What does the Ministry of Labour really do other than negotiate with unions on why not to go on strike? How can such a shamefully narrow job description encompass the entire gamut of implementing our labour laws? Labour laws in Nigeria are mostly observed in the breach yet we keep having high profile minister after minister with workers in all sectors across the country suffering untold hardship and inhuman oppression at the hands of employers, both local and foreign. When last did it occur to the Ministry of Labour to insist to private employers to pay no less than the national minimum wage to the tens of millions of factory, household and sundry other workers toiling in the private sector? Besides our microscopic minority of civil servants in the workforce, does the Ministry of Labour even realise that its mandate extends to the vastly greater army of house-helps, gardeners, messengers, gatemen, drivers, fuel attendants, secretaries, and nannies, etc who toil daily propping up an economy from whose rewards they have been largely excluded?

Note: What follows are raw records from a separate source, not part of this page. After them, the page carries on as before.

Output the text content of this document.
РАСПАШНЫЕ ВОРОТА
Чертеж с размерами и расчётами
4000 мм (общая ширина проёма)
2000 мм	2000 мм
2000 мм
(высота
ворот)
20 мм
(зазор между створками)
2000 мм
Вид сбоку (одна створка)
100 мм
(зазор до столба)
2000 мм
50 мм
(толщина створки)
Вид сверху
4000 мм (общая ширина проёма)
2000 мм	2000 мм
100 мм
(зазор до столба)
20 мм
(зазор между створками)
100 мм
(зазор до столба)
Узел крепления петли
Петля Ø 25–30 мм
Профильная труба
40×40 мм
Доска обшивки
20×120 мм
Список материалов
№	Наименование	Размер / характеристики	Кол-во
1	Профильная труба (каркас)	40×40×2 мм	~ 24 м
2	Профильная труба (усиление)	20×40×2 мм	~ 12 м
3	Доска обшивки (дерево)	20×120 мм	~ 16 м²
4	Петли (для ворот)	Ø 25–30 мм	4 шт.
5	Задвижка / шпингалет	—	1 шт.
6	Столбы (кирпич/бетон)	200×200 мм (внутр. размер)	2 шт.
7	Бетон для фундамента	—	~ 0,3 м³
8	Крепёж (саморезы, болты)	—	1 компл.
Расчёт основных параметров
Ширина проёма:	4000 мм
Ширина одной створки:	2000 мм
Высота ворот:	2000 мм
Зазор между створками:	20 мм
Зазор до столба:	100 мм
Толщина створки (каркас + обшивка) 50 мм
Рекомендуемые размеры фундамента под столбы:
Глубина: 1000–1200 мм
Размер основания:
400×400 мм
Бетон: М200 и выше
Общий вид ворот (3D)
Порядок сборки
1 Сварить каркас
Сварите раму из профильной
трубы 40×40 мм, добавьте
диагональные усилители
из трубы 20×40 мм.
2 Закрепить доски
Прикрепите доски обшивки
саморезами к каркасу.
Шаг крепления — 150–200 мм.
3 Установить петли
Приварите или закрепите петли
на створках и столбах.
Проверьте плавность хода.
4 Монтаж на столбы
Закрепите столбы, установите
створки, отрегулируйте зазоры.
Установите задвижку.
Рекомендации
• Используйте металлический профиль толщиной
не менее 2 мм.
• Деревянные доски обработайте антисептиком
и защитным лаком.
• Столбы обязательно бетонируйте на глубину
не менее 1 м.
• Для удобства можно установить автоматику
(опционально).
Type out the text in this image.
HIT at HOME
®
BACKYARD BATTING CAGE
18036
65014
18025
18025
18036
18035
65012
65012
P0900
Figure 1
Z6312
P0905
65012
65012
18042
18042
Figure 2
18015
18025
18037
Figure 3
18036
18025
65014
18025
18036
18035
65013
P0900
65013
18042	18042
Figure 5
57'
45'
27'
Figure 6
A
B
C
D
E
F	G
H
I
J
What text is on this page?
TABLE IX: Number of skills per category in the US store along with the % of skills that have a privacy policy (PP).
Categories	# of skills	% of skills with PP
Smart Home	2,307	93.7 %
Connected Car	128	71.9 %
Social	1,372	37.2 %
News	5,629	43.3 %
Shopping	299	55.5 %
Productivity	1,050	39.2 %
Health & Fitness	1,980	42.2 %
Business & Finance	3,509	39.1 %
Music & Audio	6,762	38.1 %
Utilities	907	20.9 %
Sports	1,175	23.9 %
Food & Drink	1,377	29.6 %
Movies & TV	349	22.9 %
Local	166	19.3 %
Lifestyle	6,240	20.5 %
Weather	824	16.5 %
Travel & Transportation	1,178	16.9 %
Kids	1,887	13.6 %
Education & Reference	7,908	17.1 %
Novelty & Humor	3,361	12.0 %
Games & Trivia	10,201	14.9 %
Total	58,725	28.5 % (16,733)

How difficult can it really be for the Minister for Communications to make history by becoming the first of his kind to give us a dedicated emergency short-code with which we can all have access to the police, ambulance, fire and similar services? The present Minister has impressed me with his vision for a post bank to bring financial services to rural Nigeria. It is a most commendable idea but if he can just get us that emergency short-code, he would have immortalised his name!
*Mr. Jesutega Onokpasa, a lawyer, wrote from Sapele, Delta State.